Monday, April 23, 2007
Two new potentially interesting SSRN postings:
1. Kathryn Zeiler (Georgetown/NYU), Charlie Silver (Texas), Bernard Black (Texas), David Hyman (Illinois), and William Sage (Texas) have posted on SSRN "Physicians' Insurance Limits and Malpractice Payments: Evidence from Texas Closed Claims, 1990-2003" (forthcoming in the Journal of Legal Studies) The abstract:
Physicians' insuring practices influence their incentives to take care when treating patients, their risk of making out-of-pocket payments in malpractice cases, and the adequacy of compensation available to injured patients. Yet, these practices and their effects have rarely been studied. Using Texas Department of Insurance data on 9,525 paid malpractice claims against physicians that closed 1990-2003, we provide the first systematic evidence on levels of coverage purchased by physicians with paid liability claims and how those levels affect out-of-pocket payments and patient compensation. We find that these physicians carried much less insurance than is conventionally believed, that their real primary limits declined steadily over time, that policy limits often act as effective caps on recovery, and that personal contributions by physicians to close claims were rare. Our findings call into question a number of common assumptions about the relationship between physician insuring practices and the medical malpractice liability system.

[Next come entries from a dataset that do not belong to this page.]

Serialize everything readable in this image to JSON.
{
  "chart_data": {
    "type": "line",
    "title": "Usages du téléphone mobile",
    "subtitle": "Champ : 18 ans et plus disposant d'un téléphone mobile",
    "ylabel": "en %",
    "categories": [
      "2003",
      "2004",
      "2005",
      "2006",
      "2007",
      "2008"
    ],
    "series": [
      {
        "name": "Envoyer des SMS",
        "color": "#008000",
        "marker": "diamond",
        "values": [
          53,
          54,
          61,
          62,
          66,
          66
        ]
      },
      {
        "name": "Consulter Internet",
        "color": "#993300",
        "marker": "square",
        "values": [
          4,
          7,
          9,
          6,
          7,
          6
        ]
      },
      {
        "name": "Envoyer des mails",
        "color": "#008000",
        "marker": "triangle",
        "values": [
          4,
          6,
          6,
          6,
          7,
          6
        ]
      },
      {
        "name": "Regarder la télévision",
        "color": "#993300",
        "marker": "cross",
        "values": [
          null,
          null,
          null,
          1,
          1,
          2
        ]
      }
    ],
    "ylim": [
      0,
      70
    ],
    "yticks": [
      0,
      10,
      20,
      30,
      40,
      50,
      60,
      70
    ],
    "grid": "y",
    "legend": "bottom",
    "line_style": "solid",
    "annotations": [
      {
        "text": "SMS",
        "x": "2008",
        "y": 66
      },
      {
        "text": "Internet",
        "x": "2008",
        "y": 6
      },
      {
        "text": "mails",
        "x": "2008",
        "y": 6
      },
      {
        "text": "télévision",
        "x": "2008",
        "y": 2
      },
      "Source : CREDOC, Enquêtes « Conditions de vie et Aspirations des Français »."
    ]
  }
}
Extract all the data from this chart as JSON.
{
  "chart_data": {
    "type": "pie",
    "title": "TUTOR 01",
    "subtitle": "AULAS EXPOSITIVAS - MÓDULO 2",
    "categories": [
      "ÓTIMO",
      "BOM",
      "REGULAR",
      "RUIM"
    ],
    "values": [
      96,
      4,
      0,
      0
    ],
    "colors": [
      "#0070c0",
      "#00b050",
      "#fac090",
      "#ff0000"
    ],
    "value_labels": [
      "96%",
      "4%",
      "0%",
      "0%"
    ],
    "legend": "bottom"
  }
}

2. John Rolph (USC Information & Operations Management Dept.), John Adams (RAND), and Kim McGuigan (Pfizer) have an SSRN posting of a piece that came out in the March Journal of Legal Studies, Identifying Malpractice-Prone Physicians. The abstract:
We analyze the claims database of a large malpractice insurer covering more than 8,000 physicians and 9,300 claims. Applying empirical Bayes methods in a regression setting, we construct a predictor of each physician's underlying propensity to incur malpractice claims. Our explanatory factors are physician demographics (age, sex, specialty, training) and physician practice pattern characteristics (practice setting, procedures performed, practice intensity, special risk factors, and characteristics of hospital(s) on staff of). We divide physicians into medical and surgical/ancillary specialty categories and fit separate models to each. In the surgical/ancillary specialty group, physician characteristics can effectively distinguish between more and less claims-prone physicians. Physician characteristics have somewhat less predictive power in the medical specialty group. As measured by predictive information, physician characteristics are superior to 10 years of claims history. Insofar as medical malpractice claims can be thought of as extreme indicators of poor-quality care, this finding suggests that easily gathered physician characteristics can be helpful in designing targeted quality of care improvement policies.